Understanding and Addressing Carboxylic Acid Toxicity

Authors: 
Jarboe, L. R., Iowa State University
Royce, L. A., Iowa State University
Boggess, E., Iowa State University
Dickerson, J., Iowa State University

Carboxylic acids are an attractive biorenewable chemical in terms of their flexibility and usage as precursors for drop-in replacements of industrial chemicals. It has been demonstrated that such carboxylic acids can be fermentatively produced using engineered microbes, including Escherichia coli and Saccharomyces cerevisiae. However, like many other desirable biorenewable fuels and chemicals, carboxylic acids become inhibitory to these microbes at concentrations below the desired product titer.

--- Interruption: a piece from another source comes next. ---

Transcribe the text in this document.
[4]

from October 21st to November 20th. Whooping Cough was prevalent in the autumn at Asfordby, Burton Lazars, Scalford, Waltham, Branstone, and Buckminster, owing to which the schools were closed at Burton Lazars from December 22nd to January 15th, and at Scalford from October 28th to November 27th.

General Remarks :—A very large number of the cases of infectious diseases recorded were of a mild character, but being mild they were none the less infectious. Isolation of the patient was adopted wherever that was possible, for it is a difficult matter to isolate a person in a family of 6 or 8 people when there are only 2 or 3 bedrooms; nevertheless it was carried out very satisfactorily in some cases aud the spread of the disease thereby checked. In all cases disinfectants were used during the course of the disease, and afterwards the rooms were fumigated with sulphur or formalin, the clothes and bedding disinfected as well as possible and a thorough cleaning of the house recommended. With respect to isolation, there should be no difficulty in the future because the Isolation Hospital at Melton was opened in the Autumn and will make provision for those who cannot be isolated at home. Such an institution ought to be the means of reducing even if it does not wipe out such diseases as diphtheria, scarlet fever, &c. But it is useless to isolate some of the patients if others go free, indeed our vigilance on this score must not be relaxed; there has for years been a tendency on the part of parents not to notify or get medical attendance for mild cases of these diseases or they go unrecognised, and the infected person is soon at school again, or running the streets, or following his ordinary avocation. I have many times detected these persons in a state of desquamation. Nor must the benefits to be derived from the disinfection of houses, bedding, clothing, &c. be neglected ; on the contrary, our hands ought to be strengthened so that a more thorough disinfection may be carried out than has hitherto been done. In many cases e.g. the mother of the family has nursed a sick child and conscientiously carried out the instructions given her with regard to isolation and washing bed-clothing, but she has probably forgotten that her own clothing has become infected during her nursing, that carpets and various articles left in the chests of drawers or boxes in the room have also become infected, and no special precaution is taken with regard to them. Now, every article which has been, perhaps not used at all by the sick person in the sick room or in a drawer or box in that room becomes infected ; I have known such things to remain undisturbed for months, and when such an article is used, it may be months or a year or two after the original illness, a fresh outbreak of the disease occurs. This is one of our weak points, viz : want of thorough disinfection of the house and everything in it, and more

Using carboxylic acids as a model inhibitory product, we have performed a variety of studies to understand and address carboxylic acid toxicity and tolerance in E. coli and S. cerevisiae. Transcriptomic and phenotypic characterization during exogenous challenge and production highlight the fact that the cell membrane is targeted by these compounds, though the specifics of the damage and the resulting responses differ. Strategies to increase carboxylic acid tolerance by altering the membrane composition have had mixed success.

The membrane permeability of these carboxylic acids results in acidification of the E. coli cell interior, which we have quantified during both exogenous challenge and production. Modeling of this effect suggests that it may result in a transient inversion of the cell’s proton motive force. Traditional strategies for dealing with acid stress, such as utilization of the native acid resistance systems, are not effective, possibly due to their dependence on membrane-associated proteins.

An E. coli strain evolved for increased octanoic acid tolerance is a significantly better carboxylic acid producer than its parent strain. Characterization and reverse engineering of this strain provide insight into mechanisms of carboxylic acid tolerance.

This work serves as a general framework for addressing product toxicity and is not specific to carboxylic acids. It is expected that membrane damage, and our strategies for quantifying this damage, are relevant to a range of biorenewable fuels and chemicals.